I’m a cherry picker and I’m not ashamed to admit it. Hopefully my cherry picking gets picked over by some other aggregating young mind and then passed along to another and another and all of us can enjoy this fucking fantastic music being put out all over the world. It’s way it works, no?
That said, I’d like to shower love on my new favorite website crush: Positive Destruction. Named after a recent Pitchfork article on the exploding garage scene that’s been fermenting in San Francisco for years now, Positive Destruction focuses almost primarily on the more garage-y aspects of the San Francisco music scene. It’s a pretty deep bowl right now, and somehow the PD kids manage to highlight only the very best of the bands currently destroying basements and house parties city wide. I get the feeling that Positive Destruction is a one-man/woman endeavor at the moment, which makes it even more impressive that they’re able to hit the musical nail on it’s wavering sonic head over and over and over again. Burnt Ones, Terry Malts, Wax Idols, new shit from Thee Oh Sees, new shit from Eddy Current Suppression Ring – every track seems hand picked to make me squeal with delight.
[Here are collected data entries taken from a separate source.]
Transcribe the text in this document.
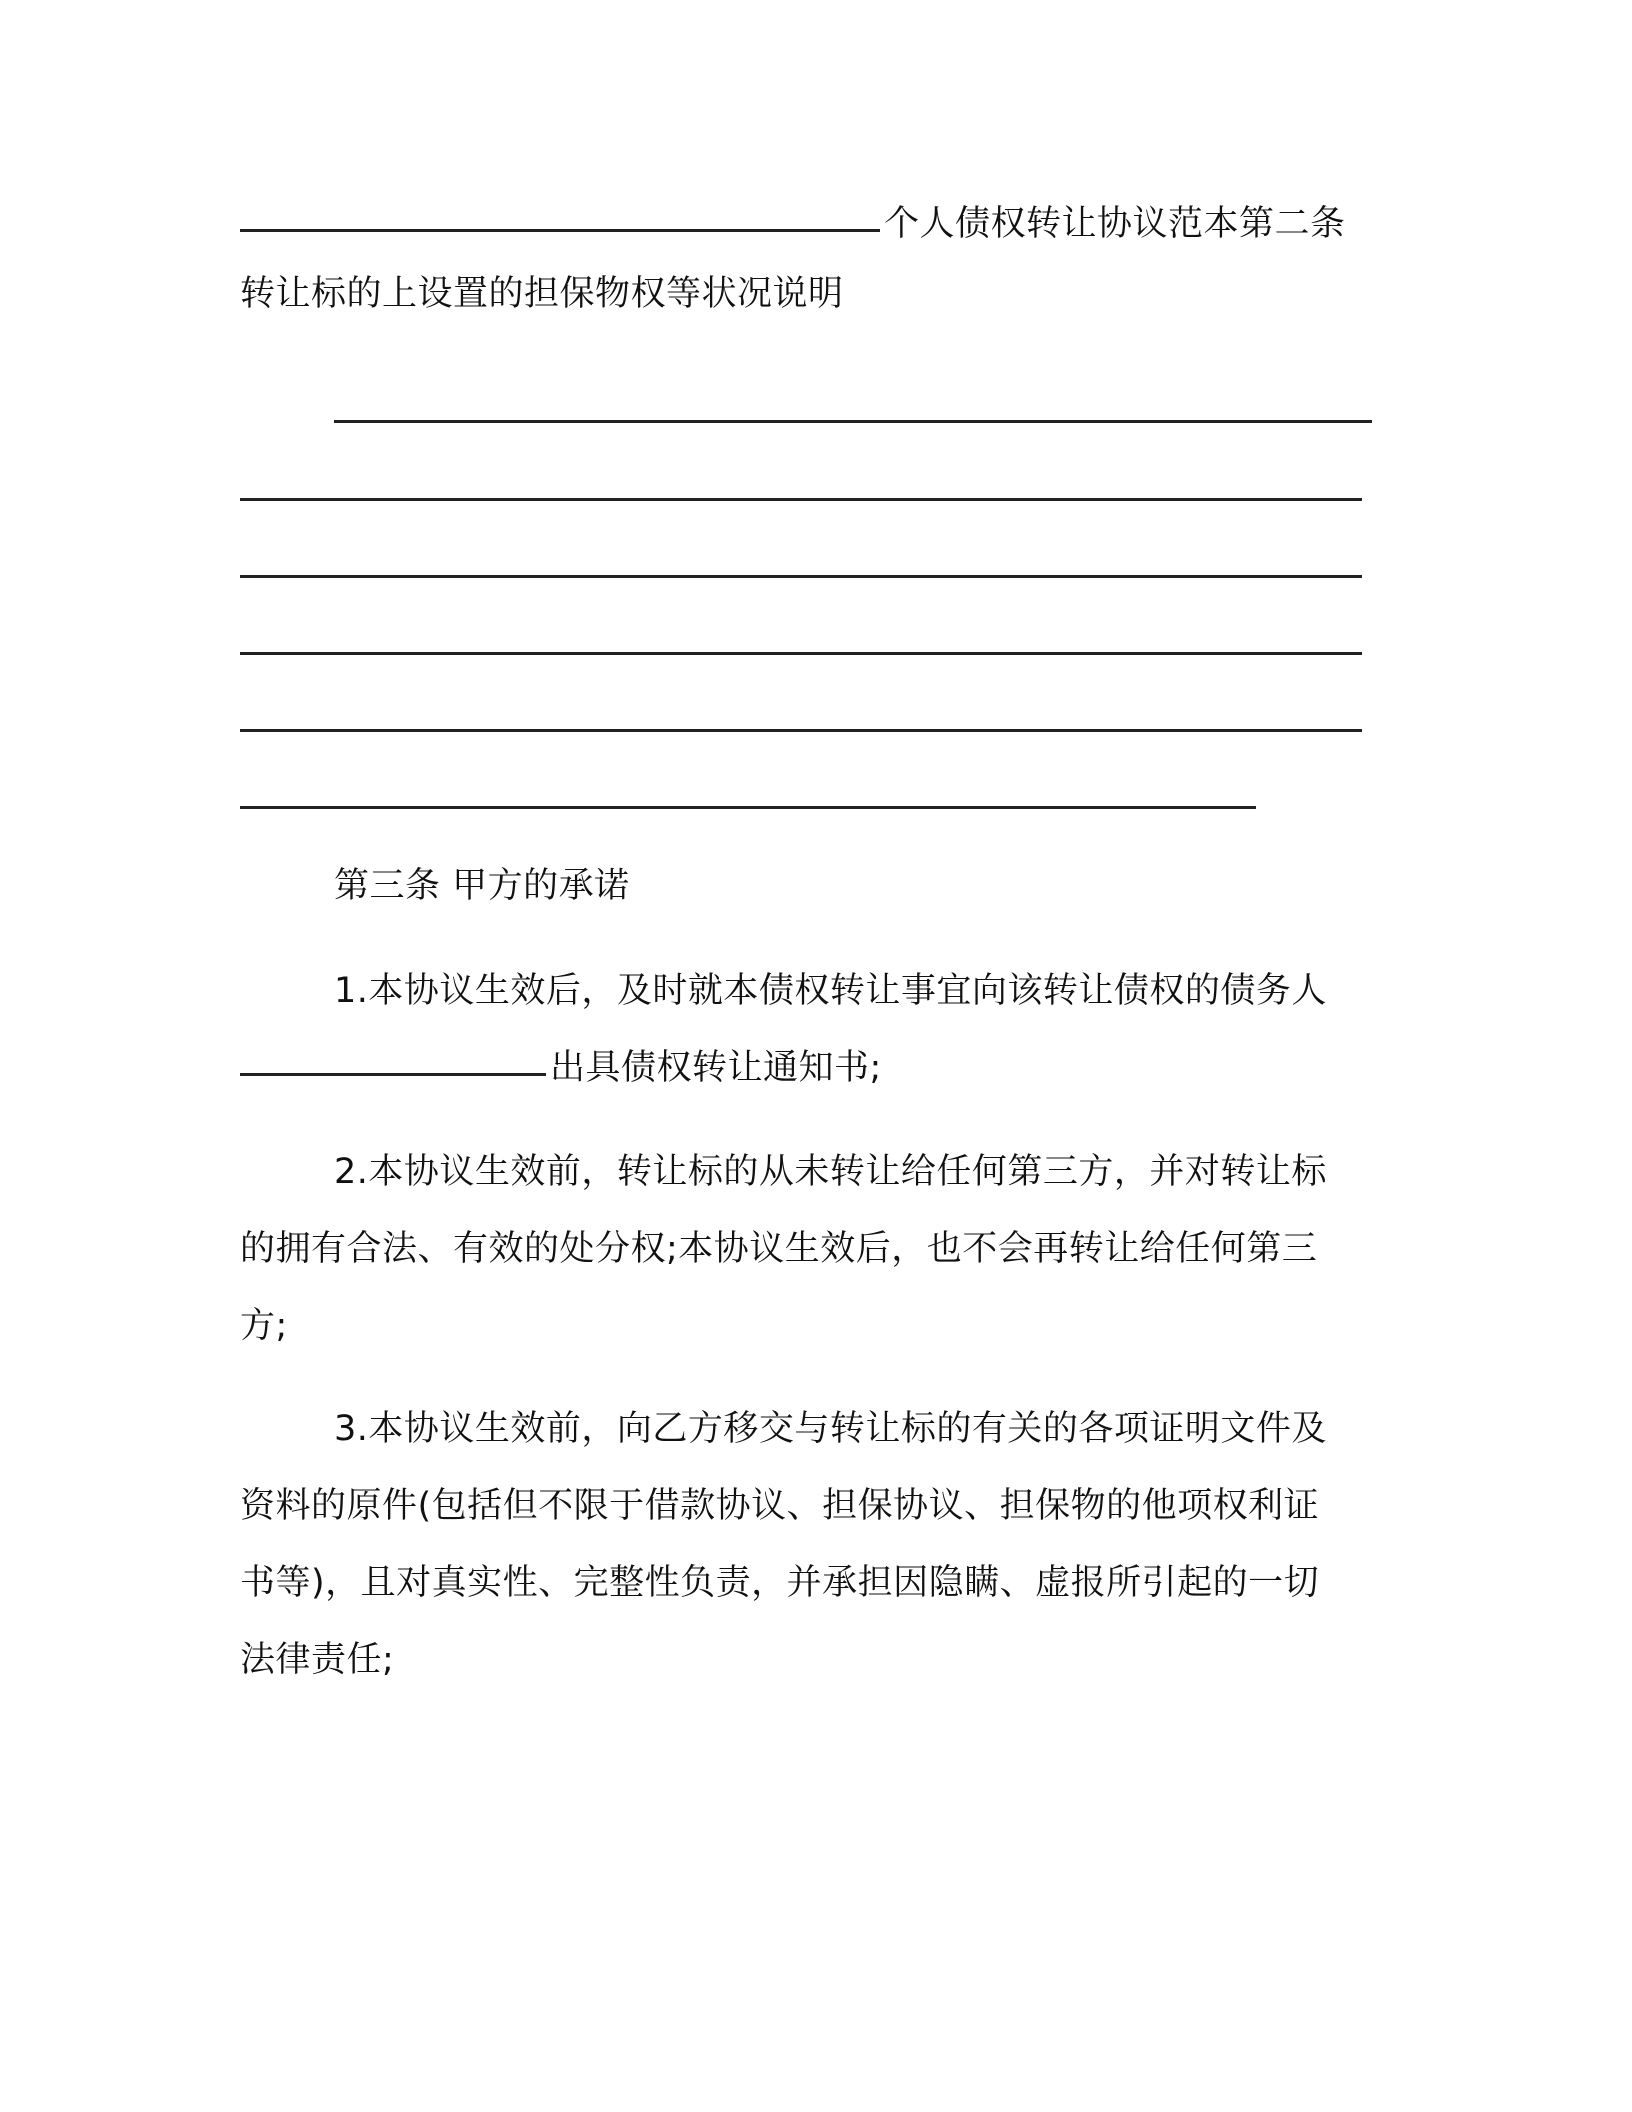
个人债权转让协议范本第二条
转让标的上设置的担保物权等状况说明
第三条 甲方的承诺
1.本协议生效后，及时就本债权转让事宜向该转让债权的债务人
出具债权转让通知书;
2.本协议生效前，转让标的从未转让给任何第三方，并对转让标
的拥有合法、有效的处分权;本协议生效后，也不会再转让给任何第三
方;
3.本协议生效前，向乙方移交与转让标的有关的各项证明文件及
资料的原件(包括但不限于借款协议、担保协议、担保物的他项权利证
书等)，且对真实性、完整性负责，并承担因隐瞒、虚报所引起的一切
法律责任;
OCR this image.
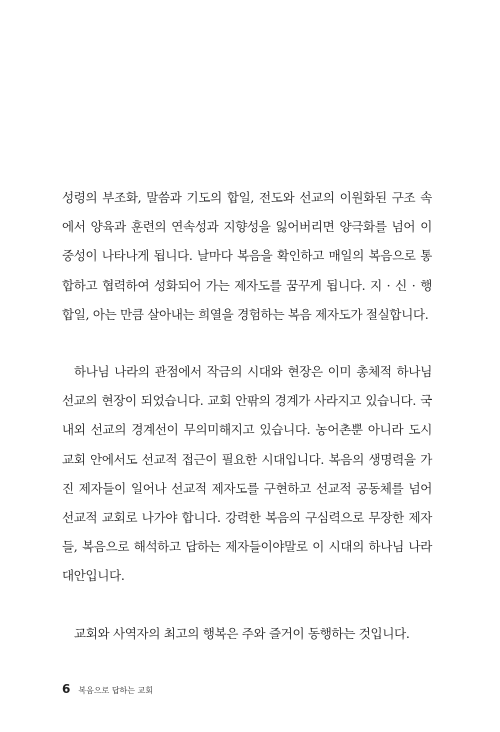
성령의 부조화, 말씀과 기도의 합일, 전도와 선교의 이원화된 구조 속에서 양육과 훈련의 연속성과 지향성을 잃어버리면 양극화를 넘어 이중성이 나타나게 됩니다. 날마다 복음을 확인하고 매일의 복음으로 통합하고 협력하여 성화되어 가는 제자도를 꿈꾸게 됩니다. 지 · 신 · 행 합일, 아는 만큼 살아내는 희열을 경험하는 복음 제자도가 절실합니다.

하나님 나라의 관점에서 작금의 시대와 현장은 이미 총체적 하나님 선교의 현장이 되었습니다. 교회 안팎의 경계가 사라지고 있습니다. 국내외 선교의 경계선이 무의미해지고 있습니다. 농어촌뿐 아니라 도시교회 안에서도 선교적 접근이 필요한 시대입니다. 복음의 생명력을 가진 제자들이 일어나 선교적 제자도를 구현하고 선교적 공동체를 넘어 선교적 교회로 나가야 합니다. 강력한 복음의 구심력으로 무장한 제자들, 복음으로 해석하고 답하는 제자들이야말로 이 시대의 하나님 나라 대안입니다.

교회와 사역자의 최고의 행복은 주와 즐거이 동행하는 것입니다.

6 복음으로 답하는 교회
Look at Positive Destruction and then look at my Daily Choices since I discovered them and you will see parallel after parallel after parallel. Positive Destruction feels like a website built for my music taste, and the more I visit it, the more excited I am to be living in San Francisco right now at the crescendo of this beautiful music scene and have a guide with taste like PD to lead me through it. And that’s what a music site should do – shower love in a discerning way to remind the most cynical of us how lucky we are to be right here, right now. It’s what we hope we’re doing at Sound on the Sound, and if my Daily Choices can inspire the sort of love that Positive Destruction does for me for other people, then I can sleep a little better at night.